Já no século XIX, em seu apogeu enquanto instituição social brasileira, os praticantes mantinham fortes relações com os santos católicos, as marcas no corpo contêm a Estrela de Salomão, símbolo importante entre os praticantes da Capoeira, até os dias de hoje presente nas cantigas, nos gestos rituais, nos nomes dos grupos, nos patúas... "santo antônio é protetor da barquinha de Noé". Assim o jogo da Capoeira carrega sua energia religiosa.

Os Orixás dos candomblés (Gegê-Nago, Angola, Ketu) também são referenciais que aparecem na cultura da Capoeira com maior frequência a partir do anos 40 do século XX. Os grupos de capoeiristas, artistas do palco, também vão buscar em seus espetáculos desenvolver aspectos da dança dos Orixás. As Irmandades foram referências importantes para diversos praticantes da Capoeira na cidade de Salvador. Já no século XVII, os negros se organizaram no interior das igrejas e estabeleceram relações institucionais com o Estado Eclesiástico, ocupando espaços, fundando capelas e criando mecanismos de resistência à escravidão, como compra de alforrias, visando a liberdade de seus membros.

Mestre Bimba, o criador da Capoeira Regional, também cultuava seus Órixás. Era casado com uma Babalorixá do "Candomblé de ketu", no Alto da Amaralina, na cidade de Salvador. Mestre Bimba construiu uma apresentação artística em seu grupo de Capoeira que incluía o samba de roda, danças do candomblé e a Capoeira. Suas cantigas regularmente saldam Deus… "Eeeee... viva meu Deus, Camará". Mestre Pastinha, maior representante da Capoeira Angola afirma que ele tem "fé e coragem para ensinar a mocidade do futuro... e está zelando pela maravilhosa luta deixada de herança da dança primitiva dos caboclos, do batuque e do candomblé, originada pelos africanos de Angola ou Gegês". Ainda afirma, "não sou católico, nem sou do candomblé, eu creio em Deus, num só, respeito todas gente de religião quando há respeito". Mestre Pastinha toma uma posição sincrética, posição essa que redireciona para o universo da Capoeira. Mas ele reconhece que a Capoeira "é religiosa, a mesma religião que vem do candomblé, o batuque, o samba, ela é da mesma parcela!", incluindo assim a Capoeira entre as práticas da cultura negra, que naquele período estavam sendo manipuladas pelas instituições culturais do Estado, os intelectuais de diversas matizes, e claro, pelos próprios capoeiras, sambistas e candoblecistas.

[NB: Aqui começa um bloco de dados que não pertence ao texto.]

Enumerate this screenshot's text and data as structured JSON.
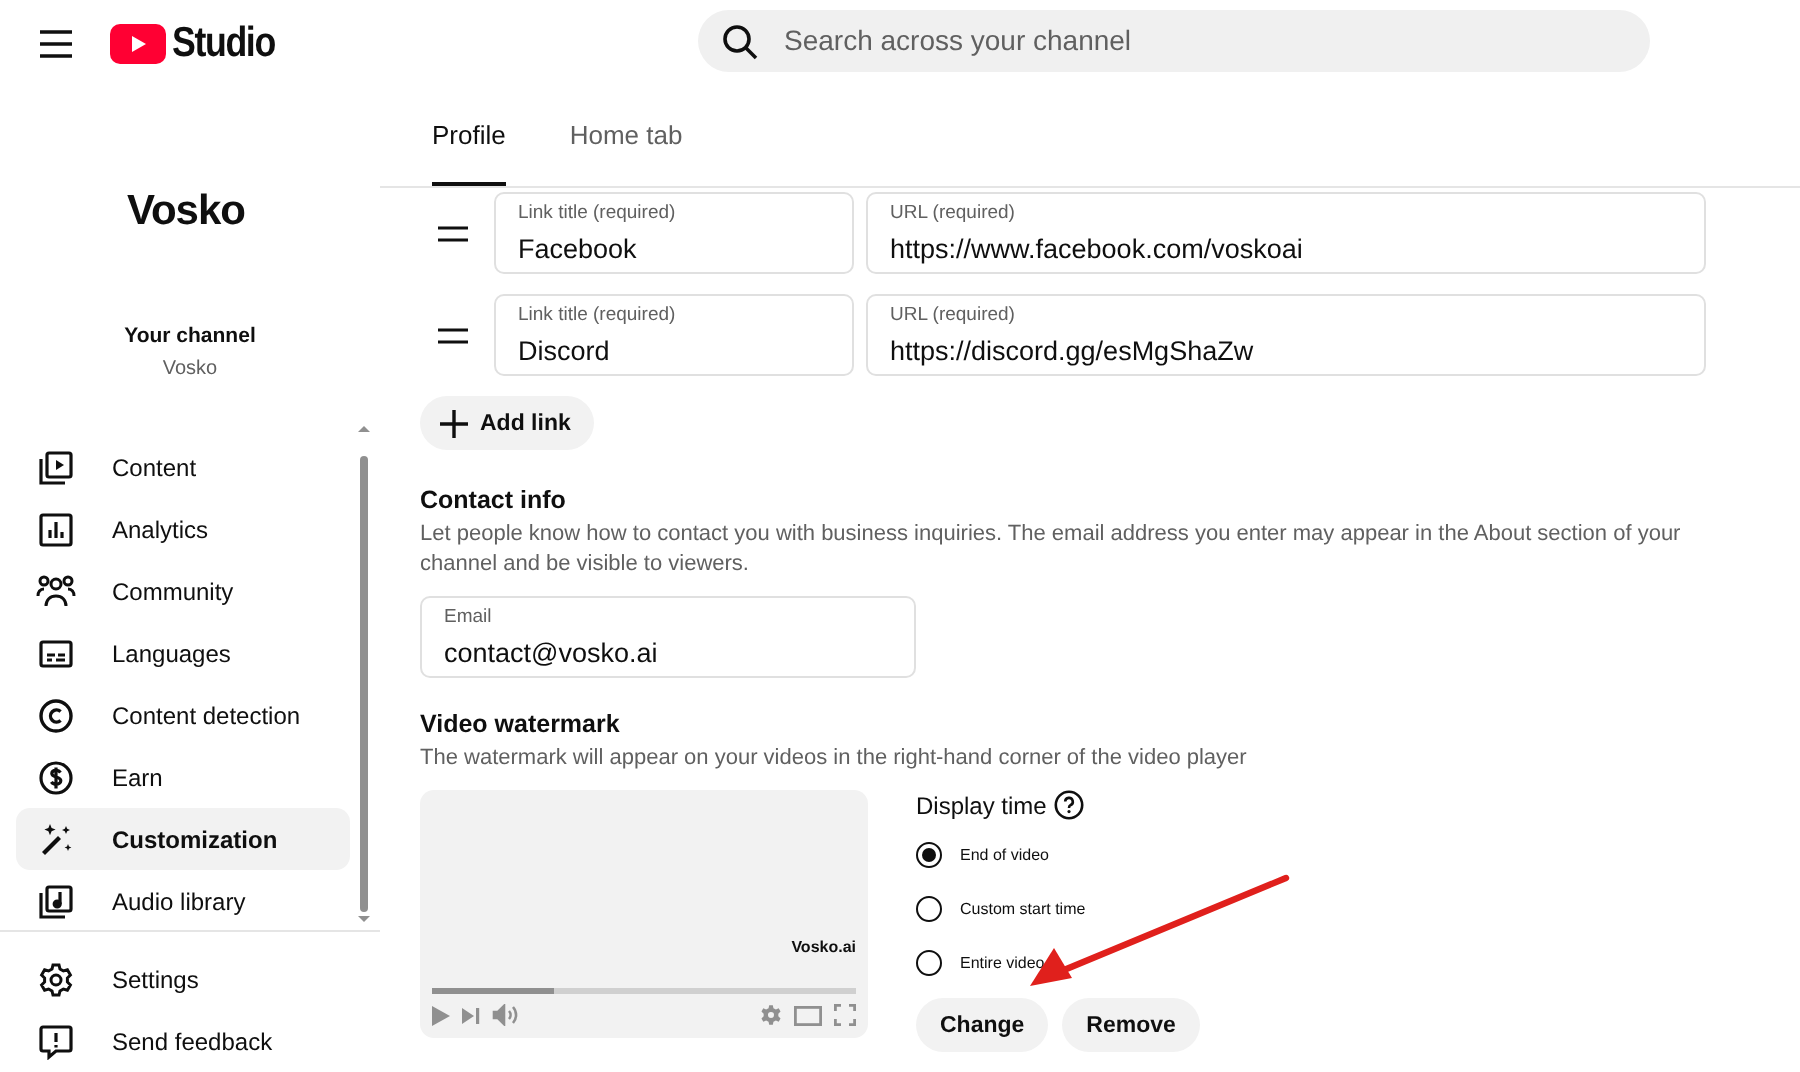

Mestres Patinha e Bimba desenham um fabuloso painel de concepções sobre a Capoeira, as quais retratam visões de vida, formas próprias de ver o mundo, e, principalmente, revelam um lugar político dos praticantes da Capoeira. Eles propõem uma Capoeira sincrética, integrada simbolicamente ao mundo das religiões afro-brasileiros e do samba, formando com eles uma tríade simbólica que poderia ser materialmente reproduzida de forma positiva na sociedade brasileira. Entretanto, seus praticantes são livres para cultuar seus deuses, seus espíritos, suas divindades, o que fosse sagrado.

A Capoeira é livre, indica o respeito religioso, o direito de cada praticante desenvolver suas orientações religiosas no espaço que desejar. A Capoeira retrata as crenças evangélicas, católicas, de matrizes africanas, budistas, muçulmanas e outras. Já podemos observar que a Capoeira é jogada por pessoas de diversas religiosidades. A Capoeira é um verdadeiro exemplo da luta pelo "respeito religioso. Na Capoeira não tem espaço para esse tipo de discriminação. Atualmente os espíritos de luz de Mestre Pastinha e Mestre Bimba são louvados na Igreja de Nossa Senhora do Rosário dos Pretos.